Neste contexto, o projeto do PCP defendia ainda que "Portugal, ao invés de contribuir para o agravamento do conflito, do militarismo, da guerra, deve promover a solução pacífica dos conflitos internacionais e o desarmamento em geral, simultâneo e controlado, entre outros princípios das relações internacionais consagrados na Constituição da República Portuguesa".

O projeto do PCP expressava assim a "sua solidariedade para com as vítimas de uma guerra que dura há nove anos e a que urge pôr fim" e condenava "todo um caminho de ingerência, violência e confrontação".

Nesse "caminho de ingerência", o PCP destacava designadamente "o golpe de Estado de 2014, promovido pelos EUA na Ucrânia, que instaurou um poder xenófobo e belicista, a recente intervenção militar da Rússia na Ucrânia e a intensificação da escalada belicista dos EUA, da NATO e da UE".

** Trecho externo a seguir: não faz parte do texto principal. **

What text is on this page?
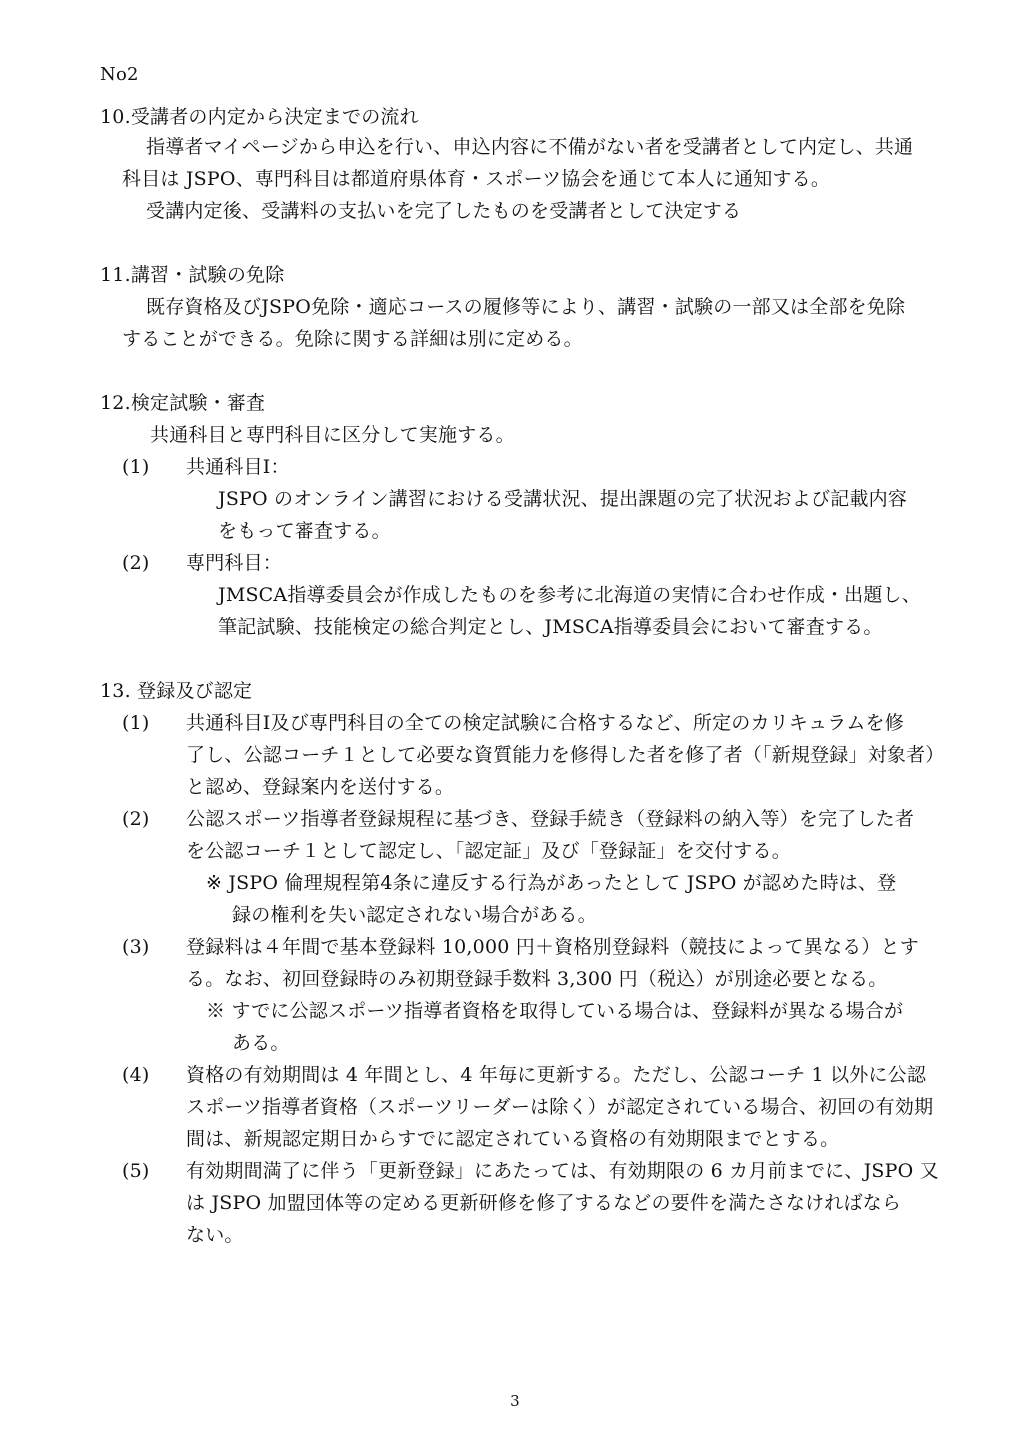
No2
10.受講者の内定から決定までの流れ
指導者マイページから申込を行い、申込内容に不備がない者を受講者として内定し、共通
科目は JSPO、専門科目は都道府県体育・スポーツ協会を通じて本人に通知する。
受講内定後、受講料の支払いを完了したものを受講者として決定する
11.講習・試験の免除
既存資格及びJSPO免除・適応コースの履修等により、講習・試験の一部又は全部を免除
することができる。免除に関する詳細は別に定める。
12.検定試験・審査
共通科目と専門科目に区分して実施する。
(1) 共通科目Ⅰ：
JSPO のオンライン講習における受講状況、提出課題の完了状況および記載内容
をもって審査する。
(2) 専門科目：
JMSCA指導委員会が作成したものを参考に北海道の実情に合わせ作成・出題し、
筆記試験、技能検定の総合判定とし、JMSCA指導委員会において審査する。
13. 登録及び認定
(1) 共通科目Ⅰ及び専門科目の全ての検定試験に合格するなど、所定のカリキュラムを修
了し、公認コーチ１として必要な資質能力を修得した者を修了者（「新規登録」対象者）
と認め、登録案内を送付する。
(2) 公認スポーツ指導者登録規程に基づき、登録手続き（登録料の納入等）を完了した者
を公認コーチ１として認定し、「認定証」及び「登録証」を交付する。
※ JSPO 倫理規程第4条に違反する行為があったとして JSPO が認めた時は、登
録の権利を失い認定されない場合がある。
(3) 登録料は４年間で基本登録料 10,000 円＋資格別登録料（競技によって異なる）とす
る。なお、初回登録時のみ初期登録手数料 3,300 円（税込）が別途必要となる。
※ すでに公認スポーツ指導者資格を取得している場合は、登録料が異なる場合が
ある。
(4) 資格の有効期間は 4 年間とし、4 年毎に更新する。ただし、公認コーチ 1 以外に公認
スポーツ指導者資格（スポーツリーダーは除く）が認定されている場合、初回の有効期
間は、新規認定期日からすでに認定されている資格の有効期限までとする。
(5) 有効期間満了に伴う「更新登録」にあたっては、有効期限の 6 カ月前までに、JSPO 又
は JSPO 加盟団体等の定める更新研修を修了するなどの要件を満たさなければなら
ない。
3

Os comunistas apelavam ainda a que os Estados Unidos, NATO e UE "cessem de instigar e alimentar a guerra na Ucrânia, e que se abram vias de negociação com os demais intervenientes", nomeadamente a Federação Russa".

 Houve reações ao voto do PCP?

Várias, mas a mais veemente terá mesmo vindo do ministro dos Negócios Estrangeiros, que o considerou “tão absurdo como caricato".

“Esta recusa em olhar de frente o que se passa ao longo deste ano é de facto lamentável. É tão absurdo como caricato que, nesta análise, o ataque de Putin afinal não é um ataque ao direito internacional, mas tão só uma conspiração capitalista para proteger lucros extraordinários, enfim”, lamentou Cravinho.

E acrescentou: “Poderíamos dizer ‘viva a diversidade da nossa vida política’ mas eu prefiro sublinhar que esta interpretação bizarra apenas demonstra como é profundamente minoritária a franja de população portuguesa que recusa a devida solidariedade à Ucrânia”, vincou.

Por fim, qual é o balanço da guerra, passado um ano?

A ofensiva militar lançada pela Rússia na Ucrânia causou até agora a fuga de mais de 14 milhões de pessoas — 6,5 milhões de deslocados internos e mais de oito milhões para países europeus -, de acordo com os mais recentes dados da ONU, que classifica esta crise de refugiados como a pior na Europa desde a Segunda Guerra Mundial (1939-1945).

Neste momento, pelo menos 17,7 milhões de ucranianos precisam de ajuda humanitária e 9,3 milhões necessitam de ajuda alimentar e alojamento.

A ONU apresentou como confirmados desde o início da guerra, há exatamente um ano, 8.006 civis mortos e 13.287 feridos, sublinhando que estes números estão muito aquém dos reais.